El año pasado se conmemoraron 120 años del nacimiento, y sesenta de la muerte, de Yasujirō Ozu, cuya carrera fue tan breve como prolífica, sobre todo teniendo en cuenta que casi la mitad de su filmografía la llevó a cabo en su primer lustro de andadura como cineasta. Para recordar ese aniversario el pasado diciembre llegó a cines, de la mano de A Contracorriente, la restauración en 4K de Historia de un vecindario (1947); ahora Atalante presenta Las hermanas Munekata (1950), filme que antecede en tres años a la obra más célebre del japonés, Cuentos de Tokio, pero que ya esboza su tratamiento en ella del distanciamiento progresivo entre padres e hijos con el paso de las décadas, y en el contexto del mundo contemporáneo, y el aterrizaje en su país de estéticas y modos de ver la vida occidentales.
Ambos filmes, en realidad, Cuentos de Tokio y Las hermanas Munekata, reúnen en fondo y forma las claves del cine del Ozu maduro: su propósito de acercarse a la personalidad y sentimientos de cada uno de sus personajes, siempre en relación con un grupo familiar (la soledad lo es por distanciamiento de otros, no empieza y termina en cada uno); el respeto a la ancianidad y a la diferencia; la captación de la intimidad; la constante presencia de las formas de vida y la arquitectura japonesas -esta última, determinando muchos de sus planos-; o su recurso, también habitual, a los pillow shots, los planos de transición entre escenas dominados por paisajes.
Suele decirse, no obstante, que el trabajo de Ozu que inauguró su etapa de esplendor fue, aún, anterior a estas dos películas: se trata de Primavera tardía (1949), en torno a la convivencia de una mujer de cierta edad con su padre viudo, que desea casarla pese a que ello implicaría quedarse solo en la vejez.
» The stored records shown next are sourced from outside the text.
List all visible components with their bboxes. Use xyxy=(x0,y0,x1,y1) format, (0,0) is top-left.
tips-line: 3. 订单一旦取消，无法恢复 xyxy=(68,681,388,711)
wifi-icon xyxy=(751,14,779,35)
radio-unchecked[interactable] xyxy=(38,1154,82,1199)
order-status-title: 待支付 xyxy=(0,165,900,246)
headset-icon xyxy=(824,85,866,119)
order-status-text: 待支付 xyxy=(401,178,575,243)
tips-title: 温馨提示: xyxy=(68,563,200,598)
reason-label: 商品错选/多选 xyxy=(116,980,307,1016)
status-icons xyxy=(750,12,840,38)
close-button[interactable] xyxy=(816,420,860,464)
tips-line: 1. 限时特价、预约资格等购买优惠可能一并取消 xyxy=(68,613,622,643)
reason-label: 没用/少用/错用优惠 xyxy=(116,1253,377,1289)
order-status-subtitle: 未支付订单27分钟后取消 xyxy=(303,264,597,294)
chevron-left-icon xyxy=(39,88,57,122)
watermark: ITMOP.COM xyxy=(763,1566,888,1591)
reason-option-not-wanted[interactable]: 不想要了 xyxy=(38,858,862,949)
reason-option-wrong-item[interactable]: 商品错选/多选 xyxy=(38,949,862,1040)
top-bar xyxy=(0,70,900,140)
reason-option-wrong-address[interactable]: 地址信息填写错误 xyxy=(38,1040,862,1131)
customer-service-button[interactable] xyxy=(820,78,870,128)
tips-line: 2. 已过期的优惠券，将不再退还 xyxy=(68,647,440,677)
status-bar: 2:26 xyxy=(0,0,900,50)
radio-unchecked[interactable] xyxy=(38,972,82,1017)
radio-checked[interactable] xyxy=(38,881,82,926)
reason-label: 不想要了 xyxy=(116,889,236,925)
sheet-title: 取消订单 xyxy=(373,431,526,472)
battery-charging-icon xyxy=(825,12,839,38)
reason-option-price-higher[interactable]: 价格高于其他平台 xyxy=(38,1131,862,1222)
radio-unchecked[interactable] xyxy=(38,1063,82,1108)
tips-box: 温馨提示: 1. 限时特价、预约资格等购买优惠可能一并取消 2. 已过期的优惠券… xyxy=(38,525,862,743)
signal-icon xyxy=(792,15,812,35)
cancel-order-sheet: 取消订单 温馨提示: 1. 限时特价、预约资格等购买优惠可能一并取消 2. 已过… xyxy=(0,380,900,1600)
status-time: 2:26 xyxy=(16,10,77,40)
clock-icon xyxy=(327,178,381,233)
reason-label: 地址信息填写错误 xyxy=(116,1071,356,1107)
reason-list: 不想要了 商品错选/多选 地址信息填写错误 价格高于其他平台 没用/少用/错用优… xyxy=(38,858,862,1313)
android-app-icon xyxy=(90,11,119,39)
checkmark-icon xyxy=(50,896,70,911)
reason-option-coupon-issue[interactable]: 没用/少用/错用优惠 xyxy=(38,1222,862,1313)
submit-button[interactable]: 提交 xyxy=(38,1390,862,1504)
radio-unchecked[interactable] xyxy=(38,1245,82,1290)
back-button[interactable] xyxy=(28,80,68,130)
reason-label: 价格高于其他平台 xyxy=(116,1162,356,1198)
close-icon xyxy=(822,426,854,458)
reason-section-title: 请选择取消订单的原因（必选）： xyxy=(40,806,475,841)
Los últimos días de otro padre viudo y las dificultades que rodean la vida matrimonial también se hacen presentes en la obra ahora recuperada, que cuenta además con un actor común: Chishû Ryû, figura fundamental del cine nipón que rodó asimismo para Akira Kurosawa.
La llegada a salas de Las hermanas Munekata supone una oportunidad excelente para disfrutar de esta obra de Ozu, poco conocida hasta el momento (por cuestiones de derechos y por la difusión escasa de su trabajo hasta no hace demasiado, dada la creencia de que no sería entendido en Occidente) y en ciertas ocasiones sorprendente: cuenta con secuencias de humor evidente, desde sus mismos comienzos en una clase de ciencias en la Universidad de Kioto hasta las mejores intervenciones de Hideko Takamine, la pequeña de las parientes de esta historia, en las que despliega Ozu una ironía abierta que encaja con sus primeras comedias pero no tanto con las obras llenas de sosiego y ternura que firmaría después.
Supone en todo caso, ese humor, un aderezo, a veces elegante y otras más visceral, pero aderezo: veremos que la trama se enmarca entre dos muertes, la del padre de las Munekata, anunciada al comienzo a la hija mayor y más introspectiva, Setsuko (Kinuyo Tanaka, cuyo rostro alcanza aquí cotas enormes de contención, hasta convertirse casi en símbolo de madurez), y la del marido de esta, Ryosuke (So Yamamura), hombre poco interesado por trabajar y aficionado a la bebida que parece mantener cariño solo hacia los gatos. La primera, aunque abre el filme, no tendrá mayor peso argumental (sí resultarán valiosos en la trama los consejos de aceptación y calma que el anciano venerable, interpretado por el mencionado Ryû, dará a sus hijas antes de fallecer); caso diferente será el de la segunda, por inesperada. Pese a que Setsuko ya había decidido separarse e iniciar una nueva vida tras años de paciencia, la desaparición de su esposo, que apenas la miraba y la trataba con desprecio, dejará en ella, una mujer reflexiva y de moral personal y muy desarrollada, una huella que desbaratará sus planes.
Sabemos que a Ozu la productora Shintoho le había encargado filmar un romance adaptando una novela de Jiro Osaragi, pero el director llevó esta historia a su terreno, depurándola al máximo e incidiendo en la psicología de sus personajes: una Setsuko apegada a la tradición y al deber (y por eso, a su marido), un Ryosuke semejante a una sombra que se escurre, que parece ahogar su desesperación en el alcohol; y, como contrapunto, una hermana pequeña, Mariko, alegre y empeñada en buscar la felicidad de todos, y un antiguo amante de Setsuko, apocado y apacible (Ken Uehara), al que unas u otras circunstancias de la vida alejan de esta familia repetidamente. En él parece encontrarse la promesa de días más amables que no llegan.
No casualmente, por cierto, Setsuko viste con kimono y Mariko conforme a la moda occidental; representan las hermanas la convivencia de la tradición y lo moderno en el Japón que resurgía después de la Guerra Mundial; quizá incluso en el propio cine de Ozu, muy pacifista y aficionado al sake. Llamativamente o no, el que fue uno de los directores que más abordó los asuntos de familia nunca se casó ni tuvo una.